The Mission to St. Lucia itself was a blessing, but if I had to select one particular blessing from God it was the joy the Catholic St. Lucian community celebrated Sunday Mass. While the Mass was much longer than a typical Mass in the United States, the happiness and enthusiasm for celebrating Mass and being with each other in community was awe inspiring. The music was huge part of the joyfulness present at Mass; it was lively but prayerful. The community was deeply involved with every aspect of Mass, from the Liturgy of the Word to the final blessing. The community was joyful I believe because of their involvement in Mass.
That joy in celebrating Mass and praising God is the one thing I want to take from St. Lucia. The entire mission has invigorated me spiritually and inspired me to take greater more serious steps to become closer with God and the Church. That joy is crucial for me and my relationship with God. I know I will not always be so joyful at Mass every Sunday, but I know that I will remember the joy of celebrating of Mass in St Lucia.

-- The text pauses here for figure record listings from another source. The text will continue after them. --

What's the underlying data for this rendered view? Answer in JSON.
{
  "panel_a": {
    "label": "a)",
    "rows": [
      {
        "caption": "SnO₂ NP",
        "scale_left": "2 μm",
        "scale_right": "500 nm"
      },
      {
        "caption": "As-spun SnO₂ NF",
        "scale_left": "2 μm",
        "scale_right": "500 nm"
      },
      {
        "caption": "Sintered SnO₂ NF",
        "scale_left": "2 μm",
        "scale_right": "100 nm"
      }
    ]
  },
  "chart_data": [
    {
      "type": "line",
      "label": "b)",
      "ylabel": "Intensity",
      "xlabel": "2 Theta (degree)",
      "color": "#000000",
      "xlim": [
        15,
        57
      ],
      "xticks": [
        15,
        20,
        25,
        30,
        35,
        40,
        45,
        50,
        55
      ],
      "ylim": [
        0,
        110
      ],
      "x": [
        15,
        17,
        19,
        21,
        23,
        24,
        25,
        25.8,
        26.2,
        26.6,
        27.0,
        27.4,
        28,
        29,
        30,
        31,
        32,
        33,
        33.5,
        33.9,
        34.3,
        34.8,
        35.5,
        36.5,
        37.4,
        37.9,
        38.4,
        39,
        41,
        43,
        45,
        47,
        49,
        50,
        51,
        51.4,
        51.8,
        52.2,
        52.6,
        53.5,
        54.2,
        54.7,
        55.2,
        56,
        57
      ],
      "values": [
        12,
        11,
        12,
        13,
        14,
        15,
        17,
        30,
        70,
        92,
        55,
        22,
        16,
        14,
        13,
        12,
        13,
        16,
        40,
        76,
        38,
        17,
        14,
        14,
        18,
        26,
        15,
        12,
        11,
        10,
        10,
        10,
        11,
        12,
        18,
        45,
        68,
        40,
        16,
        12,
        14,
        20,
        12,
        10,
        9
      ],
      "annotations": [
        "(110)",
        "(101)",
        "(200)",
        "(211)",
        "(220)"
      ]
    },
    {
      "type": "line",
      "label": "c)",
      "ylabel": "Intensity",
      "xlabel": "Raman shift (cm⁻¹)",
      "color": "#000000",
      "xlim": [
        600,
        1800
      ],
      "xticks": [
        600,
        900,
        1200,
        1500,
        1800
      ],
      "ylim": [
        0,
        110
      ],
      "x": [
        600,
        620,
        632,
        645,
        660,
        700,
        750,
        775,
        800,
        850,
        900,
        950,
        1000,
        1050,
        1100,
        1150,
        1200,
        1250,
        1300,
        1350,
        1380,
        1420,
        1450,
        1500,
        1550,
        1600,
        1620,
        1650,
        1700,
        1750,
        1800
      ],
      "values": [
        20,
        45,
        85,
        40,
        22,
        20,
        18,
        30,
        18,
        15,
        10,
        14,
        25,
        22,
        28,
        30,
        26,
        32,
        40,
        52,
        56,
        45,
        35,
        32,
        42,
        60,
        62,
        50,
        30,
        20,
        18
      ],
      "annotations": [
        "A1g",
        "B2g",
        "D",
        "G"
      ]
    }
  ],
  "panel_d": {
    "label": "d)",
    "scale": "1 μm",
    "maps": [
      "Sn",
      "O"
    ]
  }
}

What I want to leave behind in St Lucia is a fear and unwillingness to share my faith with others in the Catholic community and beyond. I was, and perhaps still am, afraid to share my faith; I fear that others will judge or loose respect for me. Compounding my fears was my belief that my faith was an intensely private, personal, and intimate matter, something which only existed between me and God. Two events helped me to overcome my fears. The first event was presenting my testimony at the “Crusade” (a Catholic faith rally that the mission attended) gave me the opportunity to share an instance of spiritual and personal maturity. It gave me an opportunity to share with the community in St Lucia. The second event was Father Lach’s homily during the Mass which followed the Crusade. Father Lach referenced a talk given by the full time missionary James about five important parts of a Catholic’s faith life. He said that for every one of the parts (prayer, God’s word, the Sacraments, community, service) there was a “lie” which could prevent us from fulfilling those points. Through Father Lach, I learned that in respect to the community, my faith was meant to be shared to inspire others and be a part of the community.
Needless to say, the Crusade left me with many things to meditate on, pray, and think about. The following day was our desert day; at the beach the members of the mission team separated themselves and found a quiet place to pray or read scripture or other holy writings. For an hour, I finished the autobiography of St. Ignatius of Loyola which I had started during the week. I had read his autobiography before but I discovered new things that I had never noticed before. In particular, I noted that wherever Ignatius went, he gave his “Spiritual Exercises” to those men and women he deemed ready to go through them. He was willing to express his faith and in doing so he was “helping souls.” I knew that God, through Ignatius’ life, was trying to help me understand the importance of expressing my faith and belief in the Lord. It was a moment of grace and spiritual consolation.